Avec son «œil bionique», Claude espère revoir assez «pour se rebalader dans les champs» (VIDÉOS)
Second Sight

Ça lui est "tombé dessus" à 18 ans. "Au moment où je passais mon permis", se souvient Claude. "Ça", c'est une rétinite pigmentaire, une maladie génétique rare, qui fait progressivement baisser la vue jusqu'à devenir aveugle. A l'aube de ses 50 ans, Claude, agriculteur tout juste retraité qui souhaite rester anonyme, a donc dû s'habituer au noir complet après avoir composé quasiment toute sa vie avec une vision défaillante.

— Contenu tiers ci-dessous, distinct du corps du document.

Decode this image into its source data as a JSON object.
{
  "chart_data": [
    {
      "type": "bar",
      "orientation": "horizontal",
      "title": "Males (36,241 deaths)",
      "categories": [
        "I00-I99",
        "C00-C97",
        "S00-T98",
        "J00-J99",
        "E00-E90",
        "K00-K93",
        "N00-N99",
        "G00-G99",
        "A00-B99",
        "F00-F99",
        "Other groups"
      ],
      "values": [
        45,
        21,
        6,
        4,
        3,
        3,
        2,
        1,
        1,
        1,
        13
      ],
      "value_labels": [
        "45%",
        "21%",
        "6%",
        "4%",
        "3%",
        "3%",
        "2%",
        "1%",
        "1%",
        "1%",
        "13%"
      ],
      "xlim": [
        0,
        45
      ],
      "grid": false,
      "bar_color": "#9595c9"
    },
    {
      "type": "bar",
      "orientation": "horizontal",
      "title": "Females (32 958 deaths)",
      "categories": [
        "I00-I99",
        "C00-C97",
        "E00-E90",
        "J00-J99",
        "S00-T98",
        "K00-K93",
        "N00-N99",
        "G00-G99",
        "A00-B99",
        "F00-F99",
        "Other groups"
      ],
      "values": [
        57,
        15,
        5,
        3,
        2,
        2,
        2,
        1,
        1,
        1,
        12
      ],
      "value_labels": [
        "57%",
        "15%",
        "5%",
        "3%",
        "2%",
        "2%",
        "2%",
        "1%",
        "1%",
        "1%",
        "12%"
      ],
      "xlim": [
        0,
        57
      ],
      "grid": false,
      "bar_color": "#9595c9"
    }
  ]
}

Si avec le soutien de sa femme et de ses enfants, Claude a toujours réussi à se débrouiller - il a toujours travaillé - la cécité complète lui à fait perdre en autonomie. Une indépendance qu'il aimerait retrouver, du moins, suffisamment pour "se dépasser" et pouvoir à nouveau "se balader dans les champs", confie-t-il pudiquement, lorsque nous le rencontrons à l'Institut de la vision à Paris. Cet espoir n'est pas tout à fait vain. Car depuis novembre 2014, Claude, porte de drôles de lunettes sur le bout du nez. Il y a quelques mois, il a en effet subi une opération pour recevoir un "œil bionique".

Bien loin de Terminator

L'expression renvoie aux fantasmes les plus fous. Et pourtant, nous ne sommes pas dans un film de science fiction et Claude n'a rien d'un Terminator. La prothèse Argus II que porte cet homme réservé est un implant rétinien développé par Second Sight. Cette société américaine travaille depuis 1998 au développement et à l'amélioration de ces prothèses qui permettent de rendre la vue aux personnes atteintes de rétinite pigmentaire.

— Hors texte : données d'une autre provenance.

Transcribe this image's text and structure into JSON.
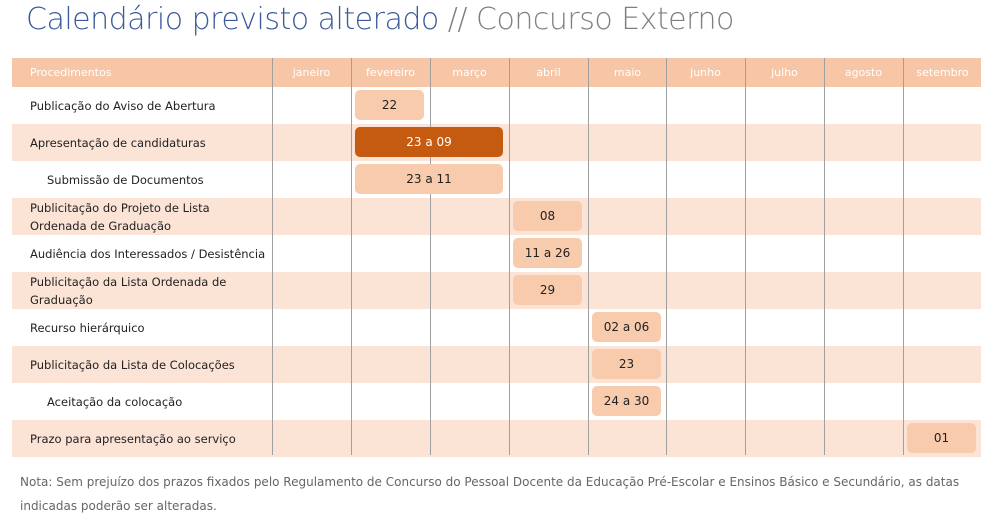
{
  "title": {
    "main": "Calendário previsto alterado",
    "sub": "// Concurso Externo"
  },
  "header": {
    "first": "Procedimentos",
    "months": [
      "janeiro",
      "fevereiro",
      "março",
      "abril",
      "maio",
      "junho",
      "julho",
      "agosto",
      "setembro"
    ]
  },
  "colors": {
    "header": "#f7c6a6",
    "stripe": "#fbe3d6",
    "bar": "#f8cbad",
    "bar_highlight": "#c55a11"
  },
  "rows": [
    {
      "label": "Publicação do Aviso de Abertura",
      "indent": false,
      "bar": {
        "text": "22",
        "start_month": "fevereiro",
        "end_month": "fevereiro",
        "highlight": false
      }
    },
    {
      "label": "Apresentação de candidaturas",
      "indent": false,
      "bar": {
        "text": "23 a 09",
        "start_month": "fevereiro",
        "end_month": "março",
        "highlight": true
      }
    },
    {
      "label": "Submissão de Documentos",
      "indent": true,
      "bar": {
        "text": "23 a 11",
        "start_month": "fevereiro",
        "end_month": "março",
        "highlight": false
      }
    },
    {
      "label": "Publicitação do Projeto de Lista Ordenada de Graduação",
      "indent": false,
      "bar": {
        "text": "08",
        "start_month": "abril",
        "end_month": "abril",
        "highlight": false
      }
    },
    {
      "label": "Audiência dos Interessados / Desistência",
      "indent": false,
      "bar": {
        "text": "11 a 26",
        "start_month": "abril",
        "end_month": "abril",
        "highlight": false
      }
    },
    {
      "label": "Publicitação da Lista Ordenada de Graduação",
      "indent": false,
      "bar": {
        "text": "29",
        "start_month": "abril",
        "end_month": "abril",
        "highlight": false
      }
    },
    {
      "label": "Recurso hierárquico",
      "indent": false,
      "bar": {
        "text": "02 a 06",
        "start_month": "maio",
        "end_month": "maio",
        "highlight": false
      }
    },
    {
      "label": "Publicitação da Lista de Colocações",
      "indent": false,
      "bar": {
        "text": "23",
        "start_month": "maio",
        "end_month": "maio",
        "highlight": false
      }
    },
    {
      "label": "Aceitação da colocação",
      "indent": true,
      "bar": {
        "text": "24 a 30",
        "start_month": "maio",
        "end_month": "maio",
        "highlight": false
      }
    },
    {
      "label": "Prazo para apresentação ao serviço",
      "indent": false,
      "bar": {
        "text": "01",
        "start_month": "setembro",
        "end_month": "setembro",
        "highlight": false
      }
    }
  ],
  "note": "Nota: Sem prejuízo dos prazos fixados pelo Regulamento de Concurso do Pessoal Docente da Educação Pré-Escolar e Ensinos Básico e Secundário, as datas indicadas poderão ser alteradas."
}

Une caméra miniature fixée sur une paire de lunettes envoie les images enregistrées à un petit boîtier, porté en bandoulière. Celui-ci transforme les images en pulsations électriques qui sont elles-mêmes envoyées à la prothèse via un système sans fil, comme on peut le voir dans la vidéo ci-dessous. "Ces pulsations visent à stimuler les dernières cellules vivantes de la rétine, entraînant la perception de motifs lumineux dans le cerveau", explique le dossier de présentation de Second Sight.

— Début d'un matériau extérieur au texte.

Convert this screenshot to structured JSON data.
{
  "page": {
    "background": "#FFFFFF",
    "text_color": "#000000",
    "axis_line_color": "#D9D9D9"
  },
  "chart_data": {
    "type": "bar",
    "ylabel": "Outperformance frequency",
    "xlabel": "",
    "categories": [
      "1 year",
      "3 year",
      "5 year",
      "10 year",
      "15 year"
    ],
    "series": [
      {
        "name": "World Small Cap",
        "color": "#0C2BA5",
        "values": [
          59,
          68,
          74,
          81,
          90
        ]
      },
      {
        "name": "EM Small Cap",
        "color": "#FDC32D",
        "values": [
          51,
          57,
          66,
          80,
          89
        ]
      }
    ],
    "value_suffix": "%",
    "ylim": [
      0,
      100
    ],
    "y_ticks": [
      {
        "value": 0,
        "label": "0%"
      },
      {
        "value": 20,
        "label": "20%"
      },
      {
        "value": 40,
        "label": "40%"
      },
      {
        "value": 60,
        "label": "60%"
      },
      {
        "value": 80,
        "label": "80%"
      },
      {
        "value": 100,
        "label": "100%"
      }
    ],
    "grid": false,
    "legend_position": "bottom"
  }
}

Mais n'allez pas croire que Claude, et tous ceux qui ont été implantés, retrouvent la vue comme vous et moi. Non, le dispositif permet seulement de restituer une partie de la fonction visuelle. Concrètement, les patients voient des "flashs" et des formes, qui sont fonction du contraste de ce qu'il y a en face d'eux et qu'il leur faut ensuite interpréter. Une faculté qui s'apprend au cours des vingt séances de rééducation qui suivent l'opération. Les dix premiers rendrez-vous se font en hôpital pour apprendre à identifier les objets et les motifs qui y sont associés. Les dix suivants ont lieu au domicile du patient pour travailler sur la locomotion et donner des conseils pratiques pour le quotidien.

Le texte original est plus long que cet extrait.